Bordering Regions
A somewhat new feature that I've been working on... Basically, a lot of settings will create awful images, mostly from disparate colors in little patchy blotches. For a long time I thought this was a blending issue but realized it's simply the fact that not all color combinations look good. Here's an example of a bad looking image:
Awful right? Well the idea behind this feature is to give some priority to bordering regions having similar colors. It's sort of blending but is really just increasing the odds that a border region will be visually similar to it's neighbor. On this particular images, it smooths too much and we lose all our saturation:
The results make sense, each region latches onto it's neighbor and the color filters throughout the whole image.
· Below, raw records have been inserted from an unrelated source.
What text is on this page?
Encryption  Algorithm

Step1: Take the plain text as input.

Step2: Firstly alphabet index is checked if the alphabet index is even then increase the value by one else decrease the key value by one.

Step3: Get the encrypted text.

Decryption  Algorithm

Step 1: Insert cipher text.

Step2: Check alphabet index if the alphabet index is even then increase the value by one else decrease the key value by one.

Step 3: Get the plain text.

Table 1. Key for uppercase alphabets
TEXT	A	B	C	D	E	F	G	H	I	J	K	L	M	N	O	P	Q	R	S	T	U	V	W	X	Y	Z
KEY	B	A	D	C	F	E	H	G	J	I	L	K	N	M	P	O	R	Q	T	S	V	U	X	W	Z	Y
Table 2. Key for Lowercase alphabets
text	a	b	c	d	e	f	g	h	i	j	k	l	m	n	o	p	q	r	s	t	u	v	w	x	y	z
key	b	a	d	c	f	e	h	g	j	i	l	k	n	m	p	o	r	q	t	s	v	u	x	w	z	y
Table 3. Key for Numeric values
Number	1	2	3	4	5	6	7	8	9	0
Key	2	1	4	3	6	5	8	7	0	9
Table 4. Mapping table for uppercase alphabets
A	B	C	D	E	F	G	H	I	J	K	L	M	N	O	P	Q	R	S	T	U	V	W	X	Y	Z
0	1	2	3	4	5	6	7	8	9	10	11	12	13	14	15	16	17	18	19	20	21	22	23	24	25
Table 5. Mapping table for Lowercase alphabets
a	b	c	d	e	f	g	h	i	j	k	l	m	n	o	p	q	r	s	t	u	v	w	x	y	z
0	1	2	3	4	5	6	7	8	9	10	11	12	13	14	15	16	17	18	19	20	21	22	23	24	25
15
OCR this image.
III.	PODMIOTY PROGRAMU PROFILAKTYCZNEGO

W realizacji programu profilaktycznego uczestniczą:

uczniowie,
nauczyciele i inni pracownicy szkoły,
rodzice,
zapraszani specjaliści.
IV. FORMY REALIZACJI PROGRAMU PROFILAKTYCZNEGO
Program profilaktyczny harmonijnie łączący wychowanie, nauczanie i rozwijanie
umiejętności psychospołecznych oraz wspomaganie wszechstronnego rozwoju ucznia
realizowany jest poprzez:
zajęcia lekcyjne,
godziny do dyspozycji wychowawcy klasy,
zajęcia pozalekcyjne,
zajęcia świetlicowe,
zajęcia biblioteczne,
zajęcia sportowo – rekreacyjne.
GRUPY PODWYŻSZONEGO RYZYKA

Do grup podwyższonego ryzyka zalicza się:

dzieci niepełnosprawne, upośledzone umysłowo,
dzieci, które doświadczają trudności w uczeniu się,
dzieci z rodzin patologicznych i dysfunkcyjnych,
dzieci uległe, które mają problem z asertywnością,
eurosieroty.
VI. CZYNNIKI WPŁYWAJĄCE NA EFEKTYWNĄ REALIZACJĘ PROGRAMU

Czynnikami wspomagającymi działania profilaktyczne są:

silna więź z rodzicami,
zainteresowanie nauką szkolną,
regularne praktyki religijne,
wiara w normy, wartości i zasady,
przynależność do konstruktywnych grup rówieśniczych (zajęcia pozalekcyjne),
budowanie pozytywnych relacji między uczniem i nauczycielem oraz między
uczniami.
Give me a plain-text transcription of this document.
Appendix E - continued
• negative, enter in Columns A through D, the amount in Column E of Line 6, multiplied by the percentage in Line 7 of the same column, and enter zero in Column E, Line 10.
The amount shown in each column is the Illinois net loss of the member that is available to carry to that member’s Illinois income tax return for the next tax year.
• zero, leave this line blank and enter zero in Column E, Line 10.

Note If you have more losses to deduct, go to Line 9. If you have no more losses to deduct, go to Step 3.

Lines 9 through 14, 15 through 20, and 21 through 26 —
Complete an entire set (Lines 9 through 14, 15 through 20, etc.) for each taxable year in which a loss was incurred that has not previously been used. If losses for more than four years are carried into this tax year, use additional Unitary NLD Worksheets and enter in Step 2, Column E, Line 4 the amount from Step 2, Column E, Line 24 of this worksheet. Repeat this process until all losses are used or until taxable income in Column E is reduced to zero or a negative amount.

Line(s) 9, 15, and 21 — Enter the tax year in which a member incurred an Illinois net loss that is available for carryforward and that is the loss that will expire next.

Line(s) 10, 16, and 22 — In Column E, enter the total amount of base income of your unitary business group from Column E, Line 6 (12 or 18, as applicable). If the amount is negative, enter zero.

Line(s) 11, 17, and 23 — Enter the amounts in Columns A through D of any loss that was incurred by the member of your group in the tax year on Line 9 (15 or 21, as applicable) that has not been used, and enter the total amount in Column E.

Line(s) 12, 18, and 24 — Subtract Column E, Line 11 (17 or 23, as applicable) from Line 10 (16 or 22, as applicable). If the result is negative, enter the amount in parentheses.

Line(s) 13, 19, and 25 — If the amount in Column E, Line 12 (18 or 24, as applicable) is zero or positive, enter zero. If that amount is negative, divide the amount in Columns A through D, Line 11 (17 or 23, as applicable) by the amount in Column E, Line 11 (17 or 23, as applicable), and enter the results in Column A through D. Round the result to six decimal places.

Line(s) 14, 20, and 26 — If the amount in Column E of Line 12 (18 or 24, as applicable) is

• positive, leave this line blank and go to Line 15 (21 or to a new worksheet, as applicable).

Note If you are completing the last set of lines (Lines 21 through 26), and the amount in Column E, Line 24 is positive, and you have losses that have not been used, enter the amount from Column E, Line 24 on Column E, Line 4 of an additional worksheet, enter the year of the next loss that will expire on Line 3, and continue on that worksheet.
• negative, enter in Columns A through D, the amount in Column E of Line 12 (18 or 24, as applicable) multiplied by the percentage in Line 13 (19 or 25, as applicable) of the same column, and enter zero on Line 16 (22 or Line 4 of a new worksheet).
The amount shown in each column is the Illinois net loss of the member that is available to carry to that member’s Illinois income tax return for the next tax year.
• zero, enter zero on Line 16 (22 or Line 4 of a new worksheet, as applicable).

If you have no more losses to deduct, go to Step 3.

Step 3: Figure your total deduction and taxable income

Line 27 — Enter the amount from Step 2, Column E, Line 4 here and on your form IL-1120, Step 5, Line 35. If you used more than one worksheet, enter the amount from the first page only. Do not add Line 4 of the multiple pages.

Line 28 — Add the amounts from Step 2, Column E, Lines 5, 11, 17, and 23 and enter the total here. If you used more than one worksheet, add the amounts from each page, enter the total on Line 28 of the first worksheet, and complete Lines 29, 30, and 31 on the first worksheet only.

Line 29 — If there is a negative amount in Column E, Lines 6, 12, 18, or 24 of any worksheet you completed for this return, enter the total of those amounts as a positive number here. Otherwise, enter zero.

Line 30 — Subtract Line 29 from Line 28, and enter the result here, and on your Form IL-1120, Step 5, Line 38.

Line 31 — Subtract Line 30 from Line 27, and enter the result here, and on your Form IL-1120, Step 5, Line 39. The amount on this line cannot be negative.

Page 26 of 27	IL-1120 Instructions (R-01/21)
If we constrain this logic a bit (by adding the Used Up features we get something like this:
Normally I would nudge more value into the calculation and get something like this:
Better, but still doesn't look great. Note, the splotches are my least-favorite part of Color Cosm. Initially I thought it was a blending problem (I'm sure part of it is blending). Here's an example of two mappings with the same regions. The first is a hue-only mapping:
Every bordering region is a little bit random as the program struggles to find matches. However, if doing perceptual value mapping, here's the result:
Blending is nearly perfect! Same regions, same blending, just disparate colors.
I've done some work recently trying to solve the blending problem and made some headway. I implemented a stage right after segmentation where we blend regions based on how visually different they are:
It's looking better but by no means "done" yet.